Private Equity
Hirtle Callaghan manages diversified, multi-fund programs in private equity that include limited partnership interests in asset classes like venture capital, leveraged buy-outs, European leveraged buy-outs, distressed debt, opportunistic real estate, secondaries and "other." Our diversification includes time as well as type. That is, we build each client's program over several "vintage years."
Each private equity fund often requires a 7 to 10 year commitment. The only way for an investor to become liquid within the commitment period is to sell into the "secondary market." This market is made up of investors who expect to capture extraordinary returns by purchasing limited partnership interests from those who, for some reason, are desperate to sell - great for the buyer, bad for the seller. Consequently, investors should carefully consider liquidity requirements before committing to private equity.

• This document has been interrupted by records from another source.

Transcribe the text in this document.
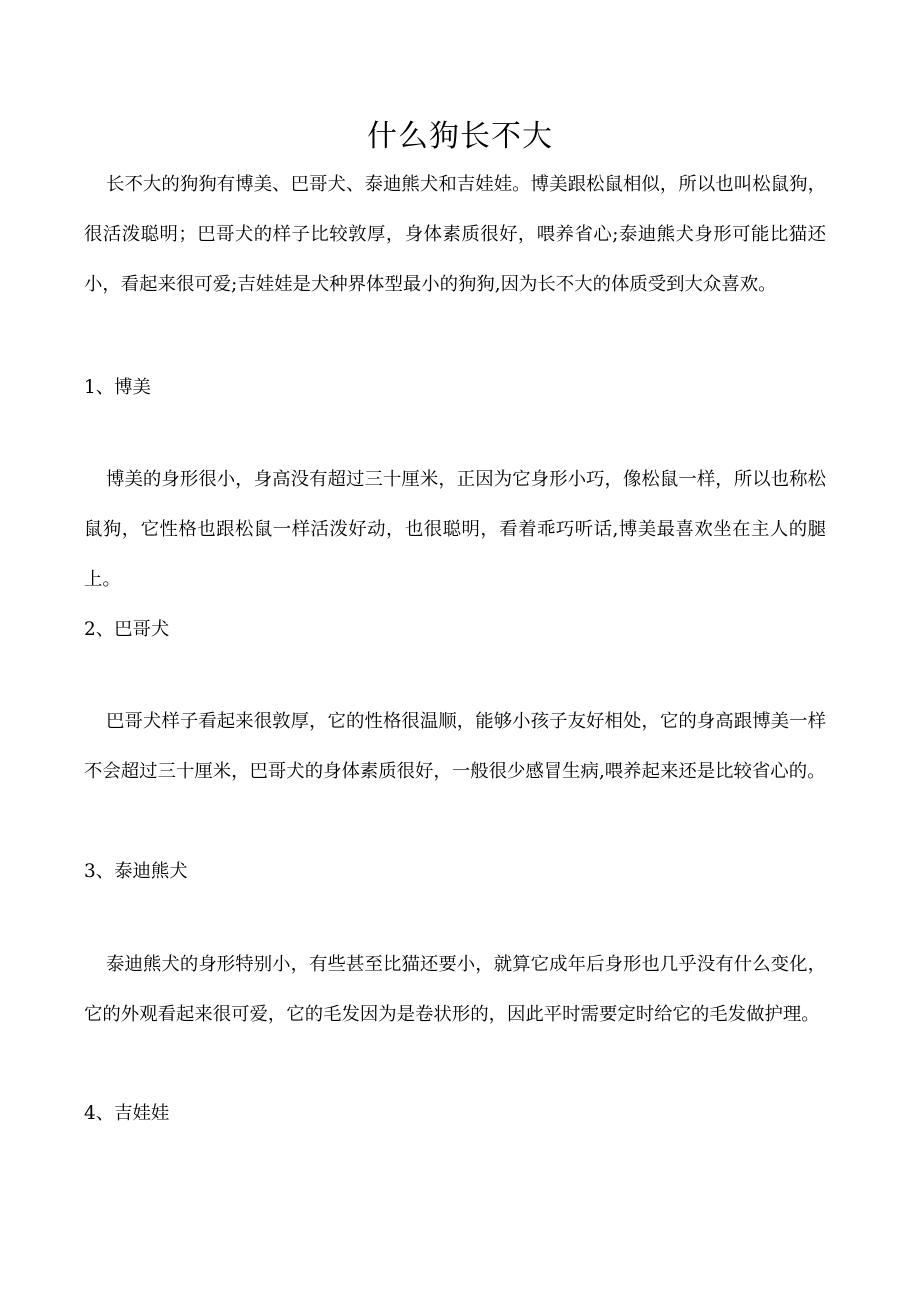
什么狗长不大

长不大的狗狗有博美、巴哥犬、泰迪熊犬和吉娃娃。博美跟松鼠相似，所以也叫松鼠狗，很活泼聪明；巴哥犬的样子比较敦厚，身体素质很好，喂养省心;泰迪熊犬身形可能比猫还小，看起来很可爱;吉娃娃是犬种界体型最小的狗狗,因为长不大的体质受到大众喜欢。

1、博美

博美的身形很小，身高没有超过三十厘米，正因为它身形小巧，像松鼠一样，所以也称松鼠狗，它性格也跟松鼠一样活泼好动，也很聪明，看着乖巧听话,博美最喜欢坐在主人的腿上。

2、巴哥犬

巴哥犬样子看起来很敦厚，它的性格很温顺，能够小孩子友好相处，它的身高跟博美一样不会超过三十厘米，巴哥犬的身体素质很好，一般很少感冒生病,喂养起来还是比较省心的。

3、泰迪熊犬

泰迪熊犬的身形特别小，有些甚至比猫还要小，就算它成年后身形也几乎没有什么变化，它的外观看起来很可爱，它的毛发因为是卷状形的，因此平时需要定时给它的毛发做护理。

4、吉娃娃
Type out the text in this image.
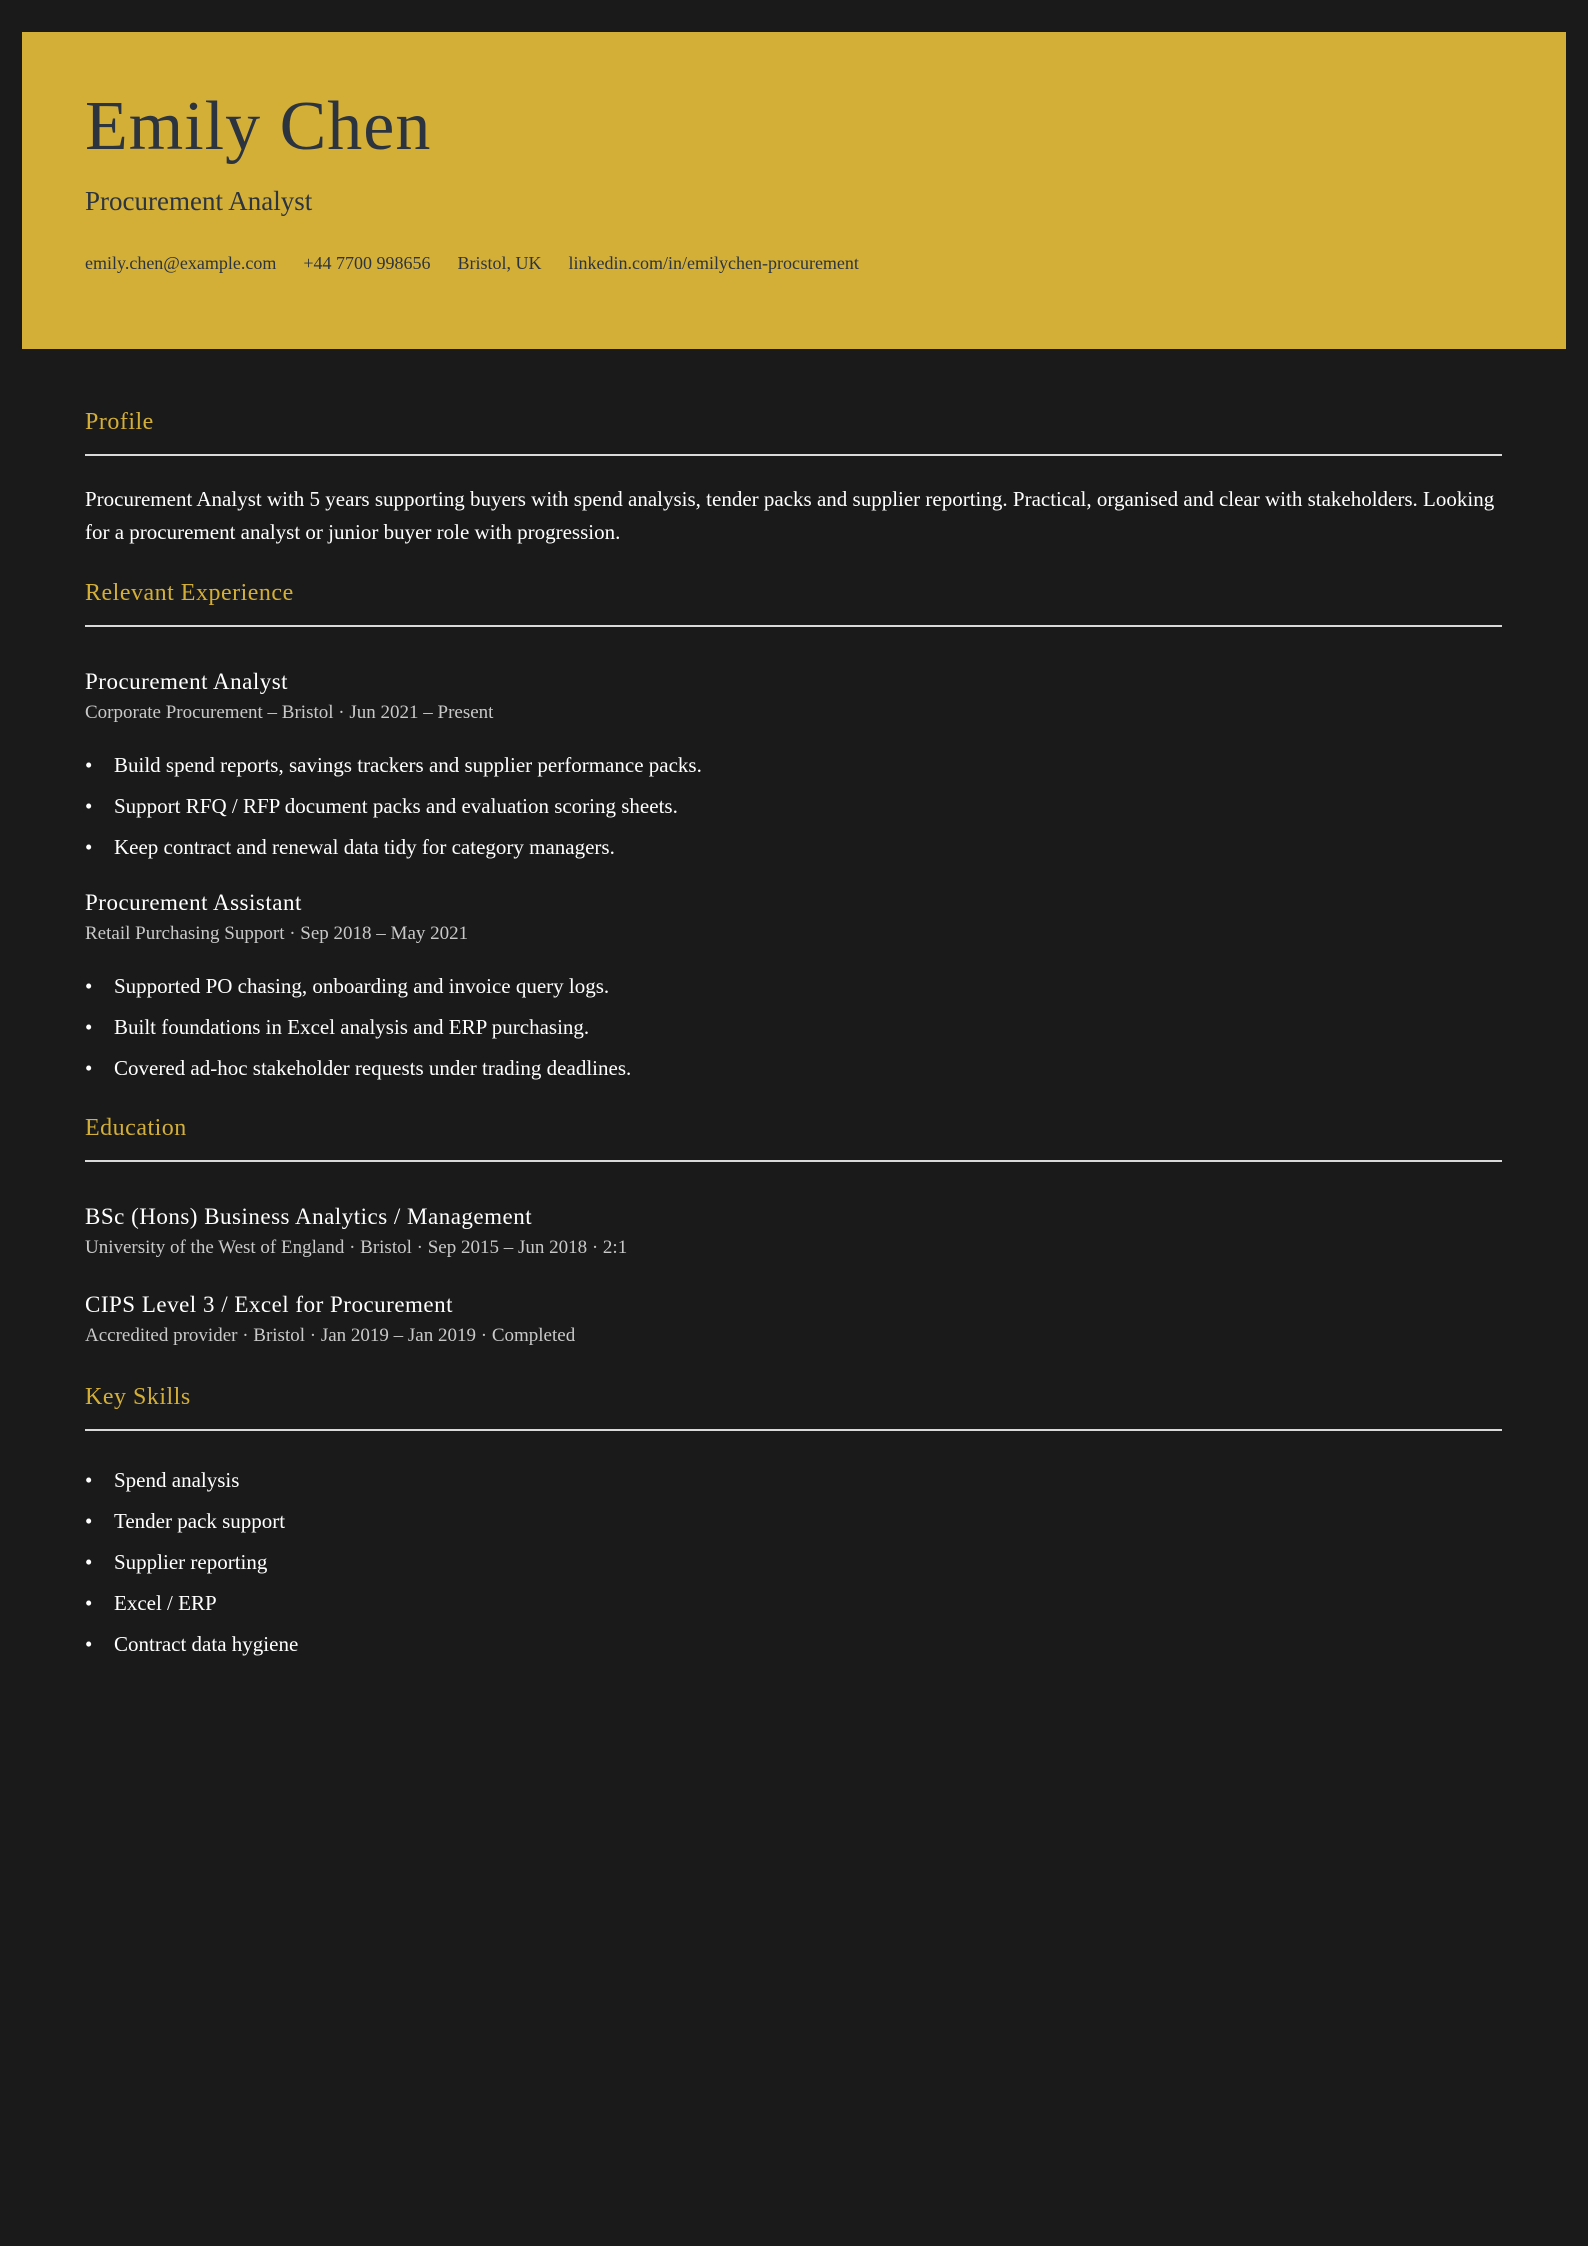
Emily Chen
Procurement Analyst
emily.chen@example.com +44 7700 998656 Bristol, UK linkedin.com/in/emilychen-procurement
Profile
Procurement Analyst with 5 years supporting buyers with spend analysis, tender packs and supplier reporting. Practical, organised and clear with stakeholders. Looking for a procurement analyst or junior buyer role with progression.
Relevant Experience
Procurement Analyst
Corporate Procurement – Bristol · Jun 2021 – Present
• Build spend reports, savings trackers and supplier performance packs.
• Support RFQ / RFP document packs and evaluation scoring sheets.
• Keep contract and renewal data tidy for category managers.
Procurement Assistant
Retail Purchasing Support · Sep 2018 – May 2021
• Supported PO chasing, onboarding and invoice query logs.
• Built foundations in Excel analysis and ERP purchasing.
• Covered ad-hoc stakeholder requests under trading deadlines.
Education
BSc (Hons) Business Analytics / Management
University of the West of England · Bristol · Sep 2015 – Jun 2018 · 2:1
CIPS Level 3 / Excel for Procurement
Accredited provider · Bristol · Jan 2019 – Jan 2019 · Completed
Key Skills
• Spend analysis
• Tender pack support
• Supplier reporting
• Excel / ERP
• Contract data hygiene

Why would anyone commit to tying up capital for that long? Some say for risk reduction. People in the "private equity business" often tout this asset class as a diversifier. While there is some truth in that claim, it is often overstated. Most of the correlation benefit comes from the fact that private equity assets are only rarely "marked to market." This makes them appear to be far less volatile than public equities, for example, but if they were marked to market every day they would show plenty of volatility.
The real reason to participate in private equity is simple; private equity can produce returns that are substantially greater than the public equity market. Although the "average" private equity fund does not beat public market performance, funds that fall in the top 25% of the private equity universe consistently outperform. This is an inefficient space and a source of what we call "elbow grease alpha" (alpha being a synonym for value added).
Private equity managers can add value in three ways. The first is to buy into a company at an attractive price. The second is to bring real operating expertise to that company - to make it into a more successful enterprise. The third is to sell at an attractive price.
Numbers one and three are largely market driven and really beyond anyone's control. Consequently, we always try to invest with great, experienced operators who are more likely to add value regardless of overall market conditions.
That is what we mean by a "program." A professionally managed, multi-fund pool, diversified by time as well as type and carefully constructed over several years.